Às vezes, há mais de um assunto na mesma data, e por isso talvez você se surpreenda, mas me sinto limitado pela cronologia ao escrever só semanalmente. Preferiria ocupar colunas diárias. E juro que sempre teria assuntos e inspiração, porque observar e escrever são as únicas coisas que faço com naturalidade.
Enfim, era Grenal e era Dia da Mulher.
Eu precisava falar sobre o Grenal na véspera, porque a derrota gremista estava muito delineada diante das circunstâncias e, caso eu abordasse o assunto sobre o que queria escrever depois dela, poderia parecer choro tricolor oportunista.
Enfim, quem leu o que escrevi na semana passada sobre a ridícula rivalidade local e suas decorrências (entre elas, o “charmosão raiz”, empacotado espertamente como “Gauchão FIFA” e irrelevante em todos os sentidos) entenderá.
Peço que o título regional, já em 2026, não seja mais que um quadrangular entre a dupla Grenal e dois times classificados em um torneio prévio. E olhe lá! É muito desgaste por quase nenhuma relevância, tanto em prestígio quanto financeira.
E a rivalidade? Se intoxicou em seu próprio veneno.
Já era! Leia o texto da semana passada e entenda.
…
Agora quero falar de mulheres.
Mas, especificamente, de uma delas. Uma que está entre os maiores personagens da História sul-americana: Eva Perón.
O que pretendo é abordar um aspecto alternativo sobre a data das mulheres, dia do ano que deve servir sempre como reflexão. A opção tem como fundamento a frase que muitos judeus têm repetido: “Dia das Mulheres, menos pras judias!”
Claro, isso se refere aos inomináveis estupros ocorridos no monstruoso pogrom de 7/10/2023, em Israel.

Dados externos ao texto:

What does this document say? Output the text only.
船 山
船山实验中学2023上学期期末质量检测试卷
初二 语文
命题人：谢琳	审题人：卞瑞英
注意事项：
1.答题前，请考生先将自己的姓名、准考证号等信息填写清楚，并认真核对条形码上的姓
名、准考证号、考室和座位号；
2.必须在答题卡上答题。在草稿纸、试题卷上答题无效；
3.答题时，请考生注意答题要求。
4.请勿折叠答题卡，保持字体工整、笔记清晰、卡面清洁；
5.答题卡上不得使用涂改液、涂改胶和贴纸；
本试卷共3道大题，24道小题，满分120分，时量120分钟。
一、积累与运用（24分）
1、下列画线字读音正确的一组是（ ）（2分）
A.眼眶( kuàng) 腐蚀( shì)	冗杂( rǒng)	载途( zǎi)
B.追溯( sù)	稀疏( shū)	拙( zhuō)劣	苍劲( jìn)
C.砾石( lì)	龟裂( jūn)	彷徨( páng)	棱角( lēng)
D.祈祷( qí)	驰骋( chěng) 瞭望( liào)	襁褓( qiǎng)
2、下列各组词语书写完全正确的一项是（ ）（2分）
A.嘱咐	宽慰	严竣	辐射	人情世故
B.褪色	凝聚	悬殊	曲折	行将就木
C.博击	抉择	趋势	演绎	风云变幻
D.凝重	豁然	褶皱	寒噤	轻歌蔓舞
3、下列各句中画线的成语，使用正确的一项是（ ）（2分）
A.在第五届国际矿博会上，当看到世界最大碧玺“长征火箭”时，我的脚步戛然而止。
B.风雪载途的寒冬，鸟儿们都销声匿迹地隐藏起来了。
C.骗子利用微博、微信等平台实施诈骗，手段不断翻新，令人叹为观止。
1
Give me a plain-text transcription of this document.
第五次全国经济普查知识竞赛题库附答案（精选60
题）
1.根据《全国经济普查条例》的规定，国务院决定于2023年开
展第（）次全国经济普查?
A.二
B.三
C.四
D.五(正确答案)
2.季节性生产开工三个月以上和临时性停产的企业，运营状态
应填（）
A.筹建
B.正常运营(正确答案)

Na sanha de não contestar a narrativa “progre” (sic) mainstream, muitos grupos femininos põem sob o tapete o sofrimento dessas mulheres.
E aí, vamos falar de Evita.
Adoro a Evita!
Contesto e ponho em dúvida a figura de Juan Domingo Perón, mas não a de Evita. Digo até que foi ela quem deu ao marido a influência que lhe rendeu os seus momentos mais edificantes.
Veja bem!
Perón chegou ao poder pelo golpe militar promovido pelo grupo GOU em 1943, em meio à Segunda Guerra. Ele e boa parte dos colegas flertavam com o fascismo, tendo o próprio conhecido a Itália de Mussolini e se acarinhado do regime. Na presidência entre 1946 e 1955, estabeleceu uma série de leis sociais com o respaldo da esposa com quem se casou em 1945, pouco depois da tentativa que fizeram de derrubá-lo e do retorno triunfal no mítico 17 de outubro de 1945 (o “Dia da Lealdade”, pros peronistas). Mas foram os melhores anos de Perón, desde que ele, como responsável pela pasta do Trabalho, conheceu Eva num evento ocorrido após o terremoto que afetou San Juan.
É, sem dúvida, seu momento mais humanista. Leis sociais, voto feminino, a Fundação Evita estendendo a mão a idosos, crianças e mulheres vulneráveis. Um show de medidas sociais relevantes.
Em 1973, quando Perón voltou do exílio na Espanha, sendo eleito meses depois com a renúncia do presidente títere Hector Cámpora, foi todo o contrário. Evita tinha morrido em 1952, e a nova esposa, Isabelita, com seu assessor López Rega, era a face obscura da repressão e da violência de extrema direita. Tanto é assim que os militares golpistas de entre 1976 e 1983 tentaram aprovar um indulto que retroagiria a 1973. Mesma turma!
Logo, eu procuro separar as figuras de Perón e Evita.
Falemos agora sobre a relação entre essa impressionante jovem e Israel. Sim, jovem. Perceba que, quando morreu, em 26 de julho de 1952, Evita tinha só 33 anos. Isso significa que a sua obra foi realizada quando contava com 20 e poucos anos. Ou seja, era uma moça idealista com toda a sensibilidade feminina, realizando sonhos e buscando realmente um mundo melhor.
E o que Israel tem com isso, direitistas impacientes, esquerdistas incrédulos e centristas curiosos? Vamos aos fatos.
Em primeiro lugar, é importantíssimo lembrar com honras ao mérito que o governo peronista foi o primeiro da América Latina a estabelecer um acordo comercial bilateral com Israel. E, ao mesmo tempo, a Fundação Eva Perón enviou roupas e medicamentos de barco para o porto de Haifa em seguida à independência do Estado judeu. Em 1951, a ministra do Trabalho israelense Golda Meir foi à Argentina e agradeceu pessoalmente pelas doações a Evita, de quem se tornou uma boa amiga.
Evita então disse a Golda:
“O renascimento de Israel é um fato extraordinário para a humanidade, e todos os peronistas nos refletimos nesse espelho maravilhoso, porque repudiamos o que fizeram aos judeus na Europa e admiramos a forma como souberam superpor-se à tragédia em tão pouco tempo.”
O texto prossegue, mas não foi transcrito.